Question

If $g\left(x\right)=\left(x^2+2x+3\right)f\left(x\right)$ and $f\left(0\right)=5$ and $\underset{x\to 0}{\lim }\frac{\left[f\left(x\right)-5\right]}{x-0}=4$. Then $g\text{'}\left(0\right)$

• A. $22$
• B. $14$
• C. $18$
• D. $12$

Answer 1

The correct option is A

$22$

Explanation for the correct option:

Finding the value of $g\text{'}\left(0\right)$:

Given that,

$g\left(x\right)=\left(x^2+2x+3\right)f\left(x\right)...\left(1\right)$

$\begin{array}{rcl}f\text{'}\left(0\right)& =& \underset{x\to 0}{\lim }\frac{\left[f\left(x\right)-5\right]}{x-0}\left[\because f\text{'}\left(x\right)=\underset{x\to 0}{\lim }\frac{f\left(x\right)-f\left(0\right)}{x-0}\right]\\ & =& 4\end{array}$

Now, differentiate the equation $\left(1\right)$ with respect to $x$.

$g\text{'}\left(x\right)=\left(x^2+2x+3\right)f\text{'}\left(x\right)+f\left(x\right)\left(2x+2\right)\mathbf{}\left[\because \frac{d\left(uv\right)}{dx}=vu\text{'}+uv\text{'}\right]$

Substitute $x=0$ in the differentiated equation.

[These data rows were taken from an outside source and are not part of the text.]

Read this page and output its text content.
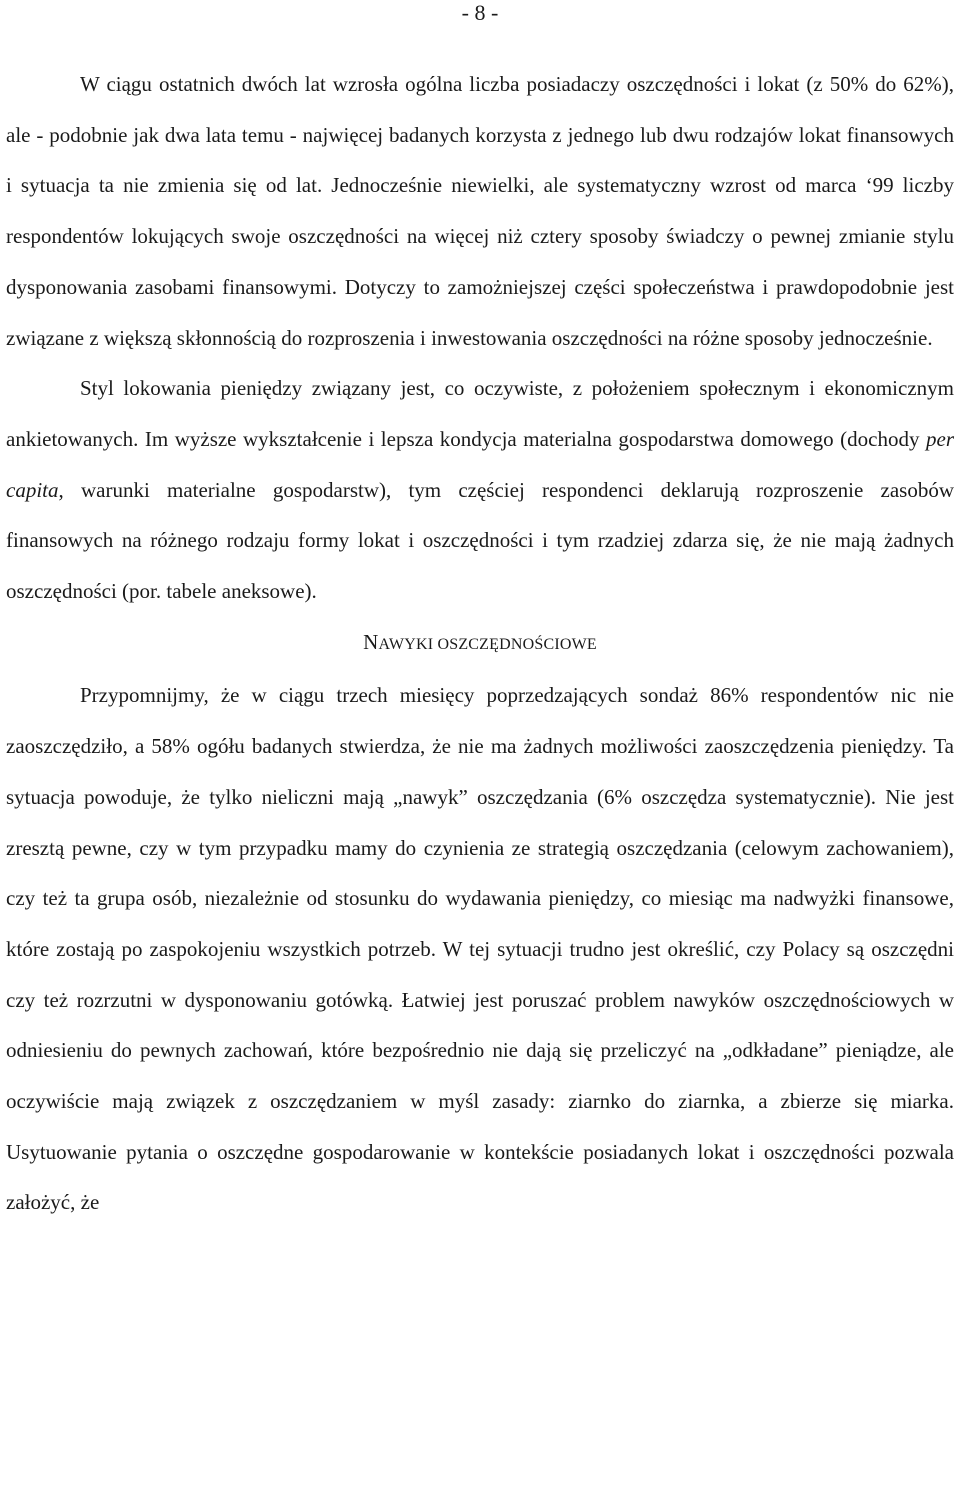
- 8 -

W ciągu ostatnich dwóch lat wzrosła ogólna liczba posiadaczy oszczędności i lokat (z 50% do 62%), ale - podobnie jak dwa lata temu - najwięcej badanych korzysta z jednego lub dwu rodzajów lokat finansowych i sytuacja ta nie zmienia się od lat. Jednocześnie niewielki, ale systematyczny wzrost od marca ‘99 liczby respondentów lokujących swoje oszczędności na więcej niż cztery sposoby świadczy o pewnej zmianie stylu dysponowania zasobami finansowymi. Dotyczy to zamożniejszej części społeczeństwa i prawdopodobnie jest związane z większą skłonnością do rozproszenia i inwestowania oszczędności na różne sposoby jednocześnie.

Styl lokowania pieniędzy związany jest, co oczywiste, z położeniem społecznym i ekonomicznym ankietowanych. Im wyższe wykształcenie i lepsza kondycja materialna gospodarstwa domowego (dochody per capita, warunki materialne gospodarstw), tym częściej respondenci deklarują rozproszenie zasobów finansowych na różnego rodzaju formy lokat i oszczędności i tym rzadziej zdarza się, że nie mają żadnych oszczędności (por. tabele aneksowe).

NAWYKI OSZCZĘDNOŚCIOWE

Przypomnijmy, że w ciągu trzech miesięcy poprzedzających sondaż 86% respondentów nic nie zaoszczędziło, a 58% ogółu badanych stwierdza, że nie ma żadnych możliwości zaoszczędzenia pieniędzy. Ta sytuacja powoduje, że tylko nieliczni mają „nawyk” oszczędzania (6% oszczędza systematycznie). Nie jest zresztą pewne, czy w tym przypadku mamy do czynienia ze strategią oszczędzania (celowym zachowaniem), czy też ta grupa osób, niezależnie od stosunku do wydawania pieniędzy, co miesiąc ma nadwyżki finansowe, które zostają po zaspokojeniu wszystkich potrzeb. W tej sytuacji trudno jest określić, czy Polacy są oszczędni czy też rozrzutni w dysponowaniu gotówką. Łatwiej jest poruszać problem nawyków oszczędnościowych w odniesieniu do pewnych zachowań, które bezpośrednio nie dają się przeliczyć na „odkładane” pieniądze, ale oczywiście mają związek z oszczędzaniem w myśl zasady: ziarnko do ziarnka, a zbierze się miarka. Usytuowanie pytania o oszczędne gospodarowanie w kontekście posiadanych lokat i oszczędności pozwala założyć, że
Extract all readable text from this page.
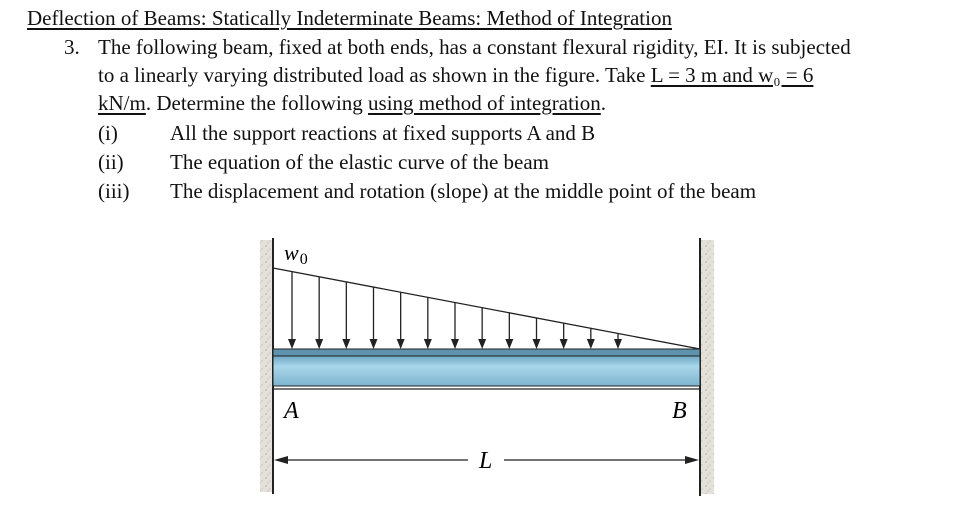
Deflection of Beams: Statically Indeterminate Beams: Method of Integration
3. The following beam, fixed at both ends, has a constant flexural rigidity, EI. It is subjected
to a linearly varying distributed load as shown in the figure. Take L = 3 m and w₀ = 6
kN/m. Determine the following using method of integration.
(i) All the support reactions at fixed supports A and B
(ii) The equation of the elastic curve of the beam
(iii) The displacement and rotation (slope) at the middle point of the beam
w0
A	B
L
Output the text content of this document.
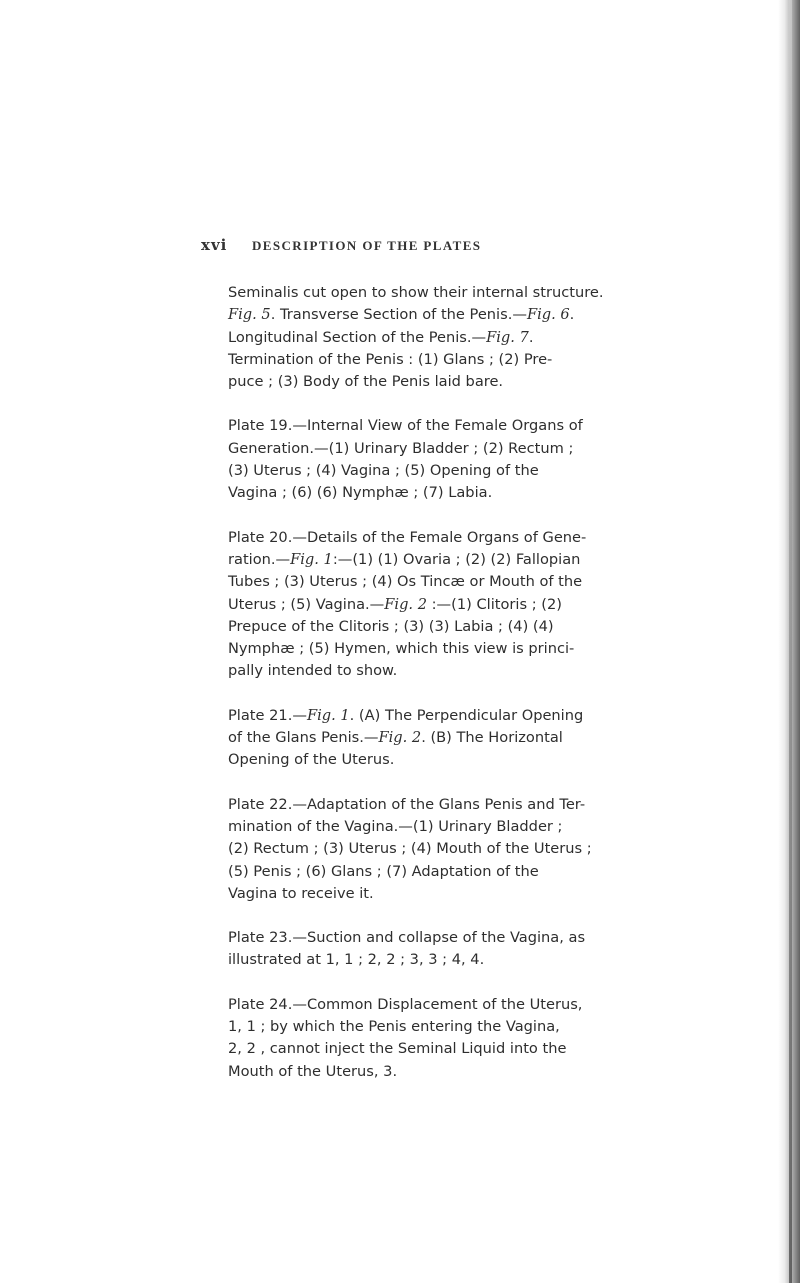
xvi DESCRIPTION OF THE PLATES
Seminalis cut open to show their internal structure.
Fig. 5. Transverse Section of the Penis.—Fig. 6.
Longitudinal Section of the Penis.—Fig. 7.
Termination of the Penis : (1) Glans ; (2) Pre-
puce ; (3) Body of the Penis laid bare.
Plate 19.—Internal View of the Female Organs of
Generation.—(1) Urinary Bladder ; (2) Rectum ;
(3) Uterus ; (4) Vagina ; (5) Opening of the
Vagina ; (6) (6) Nymphæ ; (7) Labia.
Plate 20.—Details of the Female Organs of Gene-
ration.—Fig. 1:—(1) (1) Ovaria ; (2) (2) Fallopian
Tubes ; (3) Uterus ; (4) Os Tincæ or Mouth of the
Uterus ; (5) Vagina.—Fig. 2 :—(1) Clitoris ; (2)
Prepuce of the Clitoris ; (3) (3) Labia ; (4) (4)
Nymphæ ; (5) Hymen, which this view is princi-
pally intended to show.
Plate 21.—Fig. 1. (A) The Perpendicular Opening
of the Glans Penis.—Fig. 2. (B) The Horizontal
Opening of the Uterus.
Plate 22.—Adaptation of the Glans Penis and Ter-
mination of the Vagina.—(1) Urinary Bladder ;
(2) Rectum ; (3) Uterus ; (4) Mouth of the Uterus ;
(5) Penis ; (6) Glans ; (7) Adaptation of the
Vagina to receive it.
Plate 23.—Suction and collapse of the Vagina, as
illustrated at 1, 1 ; 2, 2 ; 3, 3 ; 4, 4.
Plate 24.—Common Displacement of the Uterus,
1, 1 ; by which the Penis entering the Vagina,
2, 2 , cannot inject the Seminal Liquid into the
Mouth of the Uterus, 3.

$\begin{array}{rcl}g\text{'}\left(0\right)& =& \left({\left(0\right)}^2+2\left(0\right)+3\right)f\text{'}\left(0\right)+f\left(0\right)\left(2\left(0x\right)+2\right)\\ & =& 3f\text{'}\left(0\right)+2f\left(0\right)\\ & =& 3\times 4+2\times 5\left[\mathrm{Given}\right]\\ & =& 22\end{array}$

Hence, the correct option is A.